Node Analysis is one of several
basic methods for the the
analysis of
electrical circuits.
In general, the method is:
- Identify each node.
- Let one node be common or ground, to establish a reference voltage.
- For each node attached to the (+) terminal of a voltage source, write the voltage at that node as the voltage at the (-) terminal plus the voltage boost given by the source.
- Establish a voltage variable for each remaining node, where the exact voltage is unknown.
- For each of the unknown voltage nodes, write Kirchoff's Current Law (KCL).

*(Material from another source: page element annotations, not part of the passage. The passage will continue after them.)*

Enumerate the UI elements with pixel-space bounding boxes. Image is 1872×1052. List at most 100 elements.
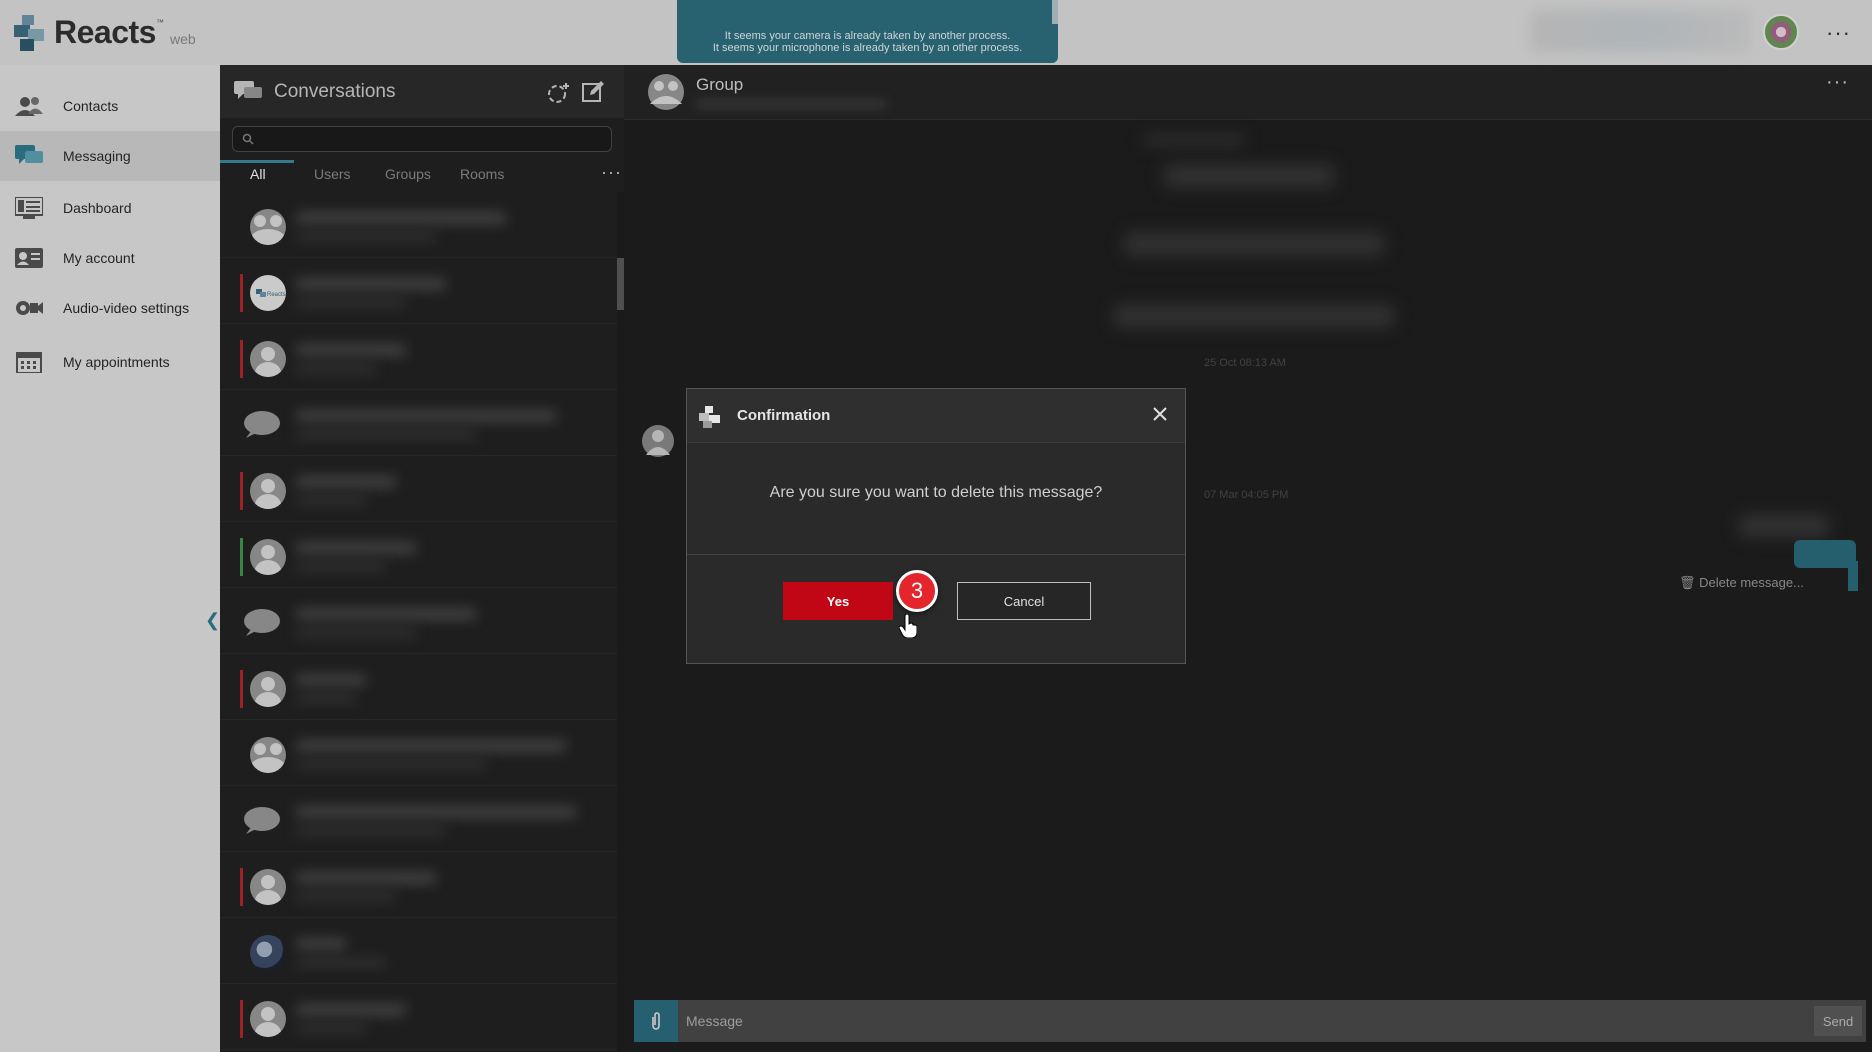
status-indicator [240, 340, 243, 378]
microphone-notice: It seems your microphone is already take… [712, 42, 1023, 54]
user-avatar[interactable] [1763, 14, 1799, 50]
sidebar-item-contacts[interactable]: Contacts [0, 81, 220, 131]
blurred-name [296, 542, 416, 554]
blurred-preview [296, 694, 356, 703]
conversation-search[interactable] [232, 126, 612, 152]
sidebar-item-audio-video-settings[interactable]: Audio-video settings [0, 283, 220, 333]
trash-icon: 🗑 [1679, 575, 1696, 590]
chat-more-icon[interactable]: ··· [1826, 71, 1849, 94]
chat-bubble-icon [244, 411, 280, 438]
photo-avatar-icon [250, 935, 286, 971]
conversation-row[interactable] [220, 324, 618, 390]
blurred-message [1144, 135, 1244, 145]
sidebar-item-my-account[interactable]: My account [0, 233, 220, 283]
compose-icon[interactable] [582, 81, 604, 108]
reacts-logo-icon [699, 406, 721, 433]
status-indicator [240, 1000, 243, 1038]
tab-groups[interactable]: Groups [385, 166, 431, 182]
user-avatar-icon [250, 539, 286, 575]
sidebar-item-label: Messaging [63, 148, 131, 164]
paperclip-icon [652, 1012, 660, 1030]
app-logo[interactable]: Reacts ™ web [14, 14, 196, 51]
own-message-tail [1848, 561, 1858, 591]
sidebar-item-label: My account [63, 250, 135, 266]
notice-scrollbar[interactable] [1052, 0, 1058, 24]
cancel-button[interactable]: Cancel [957, 582, 1091, 620]
search-input[interactable] [261, 129, 601, 149]
conversation-row[interactable]: Reacts [220, 258, 618, 324]
sidebar: Contacts Messaging Dashboard My account … [0, 65, 220, 1052]
conversation-tabs: All Users Groups Rooms ··· [220, 160, 624, 192]
conversation-row[interactable] [220, 522, 618, 588]
sidebar-item-dashboard[interactable]: Dashboard [0, 183, 220, 233]
new-group-icon[interactable] [546, 81, 572, 110]
blurred-preview [296, 892, 396, 901]
conversation-row[interactable] [220, 192, 618, 258]
top-bar: Reacts ™ web It seems your camera is alr… [0, 0, 1872, 65]
conversation-row[interactable] [220, 720, 618, 786]
send-button[interactable]: Send [1814, 1006, 1862, 1036]
conversation-row[interactable] [220, 984, 618, 1050]
tab-all[interactable]: All [250, 166, 266, 182]
blurred-message [1114, 305, 1394, 327]
blurred-name [296, 476, 396, 488]
blurred-name [296, 410, 556, 422]
group-avatar-icon [250, 737, 286, 773]
dialog-header: Confirmation [687, 389, 1185, 443]
conversation-row[interactable] [220, 588, 618, 654]
camera-notice: It seems your camera is already taken by… [724, 30, 1011, 42]
blurred-name [296, 608, 476, 620]
status-indicator [240, 868, 243, 906]
sidebar-item-label: Audio-video settings [63, 300, 190, 316]
blurred-message [1124, 233, 1384, 255]
conversation-row[interactable] [220, 918, 618, 984]
sidebar-item-messaging[interactable]: Messaging [0, 131, 220, 181]
conversation-row[interactable] [220, 786, 618, 852]
blurred-user-info [1530, 10, 1750, 52]
user-avatar-icon [250, 341, 286, 377]
own-message-bubble[interactable] [1794, 540, 1856, 568]
blurred-name [296, 806, 576, 818]
tab-rooms[interactable]: Rooms [460, 166, 504, 182]
conversation-row[interactable] [220, 654, 618, 720]
blurred-name [296, 740, 566, 752]
tab-users[interactable]: Users [314, 166, 351, 182]
blurred-message [1164, 165, 1334, 187]
blurred-message [1739, 515, 1829, 537]
sidebar-item-my-appointments[interactable]: My appointments [0, 337, 220, 387]
app-suffix: web [169, 31, 196, 47]
blurred-preview [296, 628, 416, 637]
conversations-icon [234, 81, 264, 108]
conversation-row[interactable] [220, 852, 618, 918]
svg-text:Reacts: Reacts [267, 292, 286, 298]
trademark: ™ [155, 18, 164, 27]
tabs-more-icon[interactable]: ··· [601, 162, 622, 183]
app-name: Reacts [54, 14, 156, 50]
collapse-sidebar-icon[interactable]: ❮ [205, 610, 220, 631]
status-indicator [240, 538, 243, 576]
blurred-preview [296, 826, 446, 835]
scrollbar-thumb[interactable] [617, 258, 624, 310]
message-input[interactable] [678, 1000, 1808, 1042]
blurred-preview [296, 958, 386, 967]
delete-message-option[interactable]: 🗑 Delete message... [1679, 575, 1804, 591]
active-tab-indicator [220, 160, 294, 163]
blurred-name [296, 1004, 406, 1016]
close-icon[interactable] [1149, 403, 1171, 425]
attach-button[interactable] [634, 1000, 678, 1042]
sidebar-item-label: Dashboard [63, 200, 132, 216]
conversation-scrollbar[interactable] [617, 192, 624, 1052]
sender-avatar-icon [642, 425, 674, 457]
conversation-row[interactable] [220, 456, 618, 522]
confirmation-dialog: Confirmation Are you sure you want to de… [686, 388, 1186, 664]
yes-button[interactable]: Yes [783, 582, 893, 620]
audio-video-icon [14, 297, 44, 319]
reacts-avatar-icon: Reacts [250, 275, 286, 311]
top-more-menu-icon[interactable]: ··· [1826, 20, 1851, 46]
calendar-icon [14, 351, 44, 373]
message-input-bar: Send [634, 1000, 1866, 1042]
message-timestamp: 07 Mar 04:05 PM [1204, 489, 1289, 501]
blurred-name [296, 212, 506, 224]
blurred-name [296, 872, 436, 884]
conversation-row[interactable] [220, 390, 618, 456]
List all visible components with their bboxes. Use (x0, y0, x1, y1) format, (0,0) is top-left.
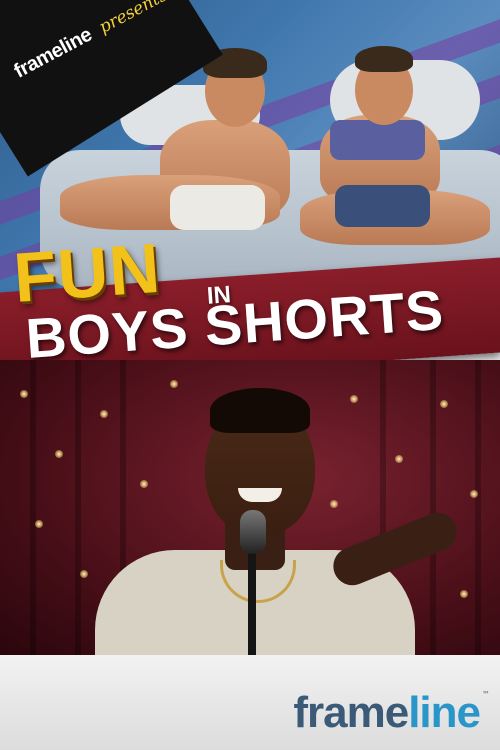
logo-part-line: line (408, 688, 481, 737)
movie-poster: frameline presents FUN IN BOYS SHORTS fr… (0, 0, 500, 750)
sparkle-light (55, 450, 63, 458)
sparkle-light (20, 390, 28, 398)
sparkle-light (100, 410, 108, 418)
logo-part-frame: frame (293, 688, 409, 737)
sparkle-light (470, 490, 478, 498)
microphone-icon (240, 510, 266, 554)
frameline-logo: frameline (293, 688, 481, 738)
sparkle-light (35, 520, 43, 528)
curtain-fold (75, 360, 81, 655)
sparkle-light (395, 455, 403, 463)
sparkle-light (350, 395, 358, 403)
performer-hair (210, 388, 310, 433)
blue-tank-top (330, 120, 425, 160)
man-right-hair (355, 46, 413, 72)
sparkle-light (440, 400, 448, 408)
sparkle-light (460, 590, 468, 598)
trademark-symbol: ™ (482, 690, 490, 699)
blue-shorts (335, 185, 430, 227)
curtain-fold (475, 360, 481, 655)
white-shorts (170, 185, 265, 230)
sparkle-light (330, 500, 338, 508)
curtain-fold (430, 360, 436, 655)
microphone-stand (248, 545, 256, 655)
sparkle-light (170, 380, 178, 388)
sparkle-light (140, 480, 148, 488)
sparkle-light (80, 570, 88, 578)
stage-photo (0, 360, 500, 655)
curtain-fold (30, 360, 36, 655)
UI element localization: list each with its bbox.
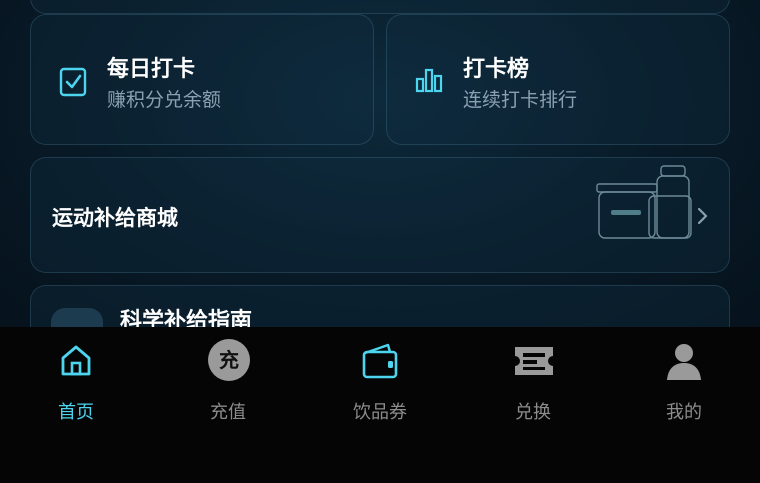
tab-exchange-label: 兑换: [515, 402, 551, 423]
tab-home[interactable]: 首页: [16, 339, 136, 423]
top-card[interactable]: [30, 0, 730, 14]
bar-chart-icon: [415, 67, 443, 97]
guide-title: 科学补给指南: [120, 309, 253, 327]
user-icon: [664, 341, 704, 381]
chevron-right-icon[interactable]: [695, 206, 709, 230]
tab-mine-label: 我的: [666, 402, 702, 423]
ticket-icon: [513, 341, 553, 381]
tab-recharge-label: 充值: [210, 402, 246, 423]
recharge-icon: 充: [208, 339, 250, 381]
supply-bottles-icon: [593, 162, 693, 246]
checkin-ranking-card[interactable]: 打卡榜 连续打卡排行: [386, 14, 730, 145]
tab-exchange[interactable]: 兑换: [473, 339, 593, 423]
daily-checkin-subtitle: 赚积分兑余额: [107, 89, 222, 111]
tab-home-label: 首页: [58, 402, 94, 423]
checkin-ranking-title: 打卡榜: [463, 57, 530, 82]
tab-recharge[interactable]: 充 充值: [168, 339, 288, 423]
tab-mine[interactable]: 我的: [624, 339, 744, 423]
tab-drink-coupon[interactable]: 饮品券: [320, 339, 440, 423]
daily-checkin-card[interactable]: 每日打卡 赚积分兑余额: [30, 14, 374, 145]
supply-guide-card[interactable]: 科学补给指南: [30, 285, 730, 327]
main-content: 每日打卡 赚积分兑余额 打卡榜 连续打卡排行 运动补给商城 科学补给指南: [0, 0, 760, 327]
home-icon: [56, 341, 96, 381]
guide-icon: [51, 308, 103, 327]
wallet-icon: [360, 341, 400, 381]
sports-supply-shop-card[interactable]: 运动补给商城: [30, 157, 730, 273]
shop-title: 运动补给商城: [52, 206, 178, 230]
daily-checkin-title: 每日打卡: [107, 57, 196, 82]
checkbox-icon: [59, 65, 87, 101]
checkin-ranking-subtitle: 连续打卡排行: [463, 89, 578, 111]
tab-drink-coupon-label: 饮品券: [353, 402, 407, 423]
bottom-tab-bar: 首页 充 充值 饮品券 兑换 我的: [0, 327, 760, 483]
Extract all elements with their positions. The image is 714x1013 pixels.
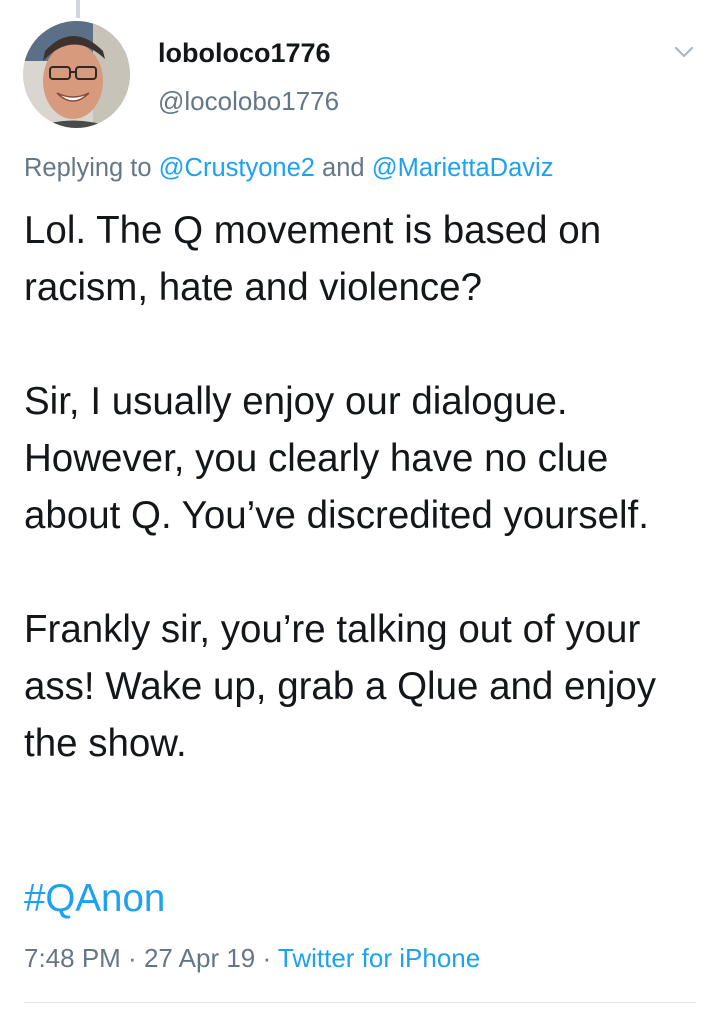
mention-link-crustyone2[interactable]: @Crustyone2 [159,154,315,182]
avatar[interactable] [23,21,130,128]
tweet-time: 7:48 PM [24,943,121,973]
divider [24,1002,696,1003]
tweet-metadata: 7:48 PM · 27 Apr 19 · Twitter for iPhone [24,943,480,974]
thread-connector-line [76,0,80,18]
meta-separator: · [120,943,144,973]
meta-separator: · [255,943,278,973]
tweet-menu-button[interactable] [667,38,701,66]
user-handle[interactable]: @locolobo1776 [158,86,339,117]
replying-to-label: Replying to [24,154,159,182]
mention-link-mariettadaviz[interactable]: @MariettaDaviz [372,154,554,182]
display-name[interactable]: loboloco1776 [158,38,331,69]
tweet-date: 27 Apr 19 [143,943,256,973]
replying-to-joiner: and [314,154,372,182]
tweet-source-link[interactable]: Twitter for iPhone [278,943,480,973]
tweet-body: Lol. The Q movement is based on racism, … [24,209,657,765]
chevron-down-icon [674,46,694,58]
avatar-photo [23,21,130,128]
hashtag-link[interactable]: #QAnon [24,870,165,927]
replying-to-line: Replying to @Crustyone2 and @MariettaDav… [24,154,553,183]
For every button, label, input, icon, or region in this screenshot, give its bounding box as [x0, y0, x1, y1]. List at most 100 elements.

- Use the characteristics of devices attached between each node to determine the current in terms of the voltages at each node. For example: if a resistor is attached between nodes having voltages of V1 and V2, you would use Ohm's Law to write:
I1->2=(V1-V2)/R
- Substitute each of these device currents into the KCL equations. There should be no unknown currents left: they must all be in terms of the node voltages.
- Simultaneously solve the substituted KCL equations: there should have been one unknown voltage created for each node, and one KCL for each node, so you are guaranteed enough equations.
- At this point you have values for all voltages, substitute back into the device current formulae you derived to find all the branch currents.
- You know now all of the voltages and currents in the circuit.
Also called Node Voltage Analysis or perhaps just Node Voltage.
Contrast with Mesh Current Analysis.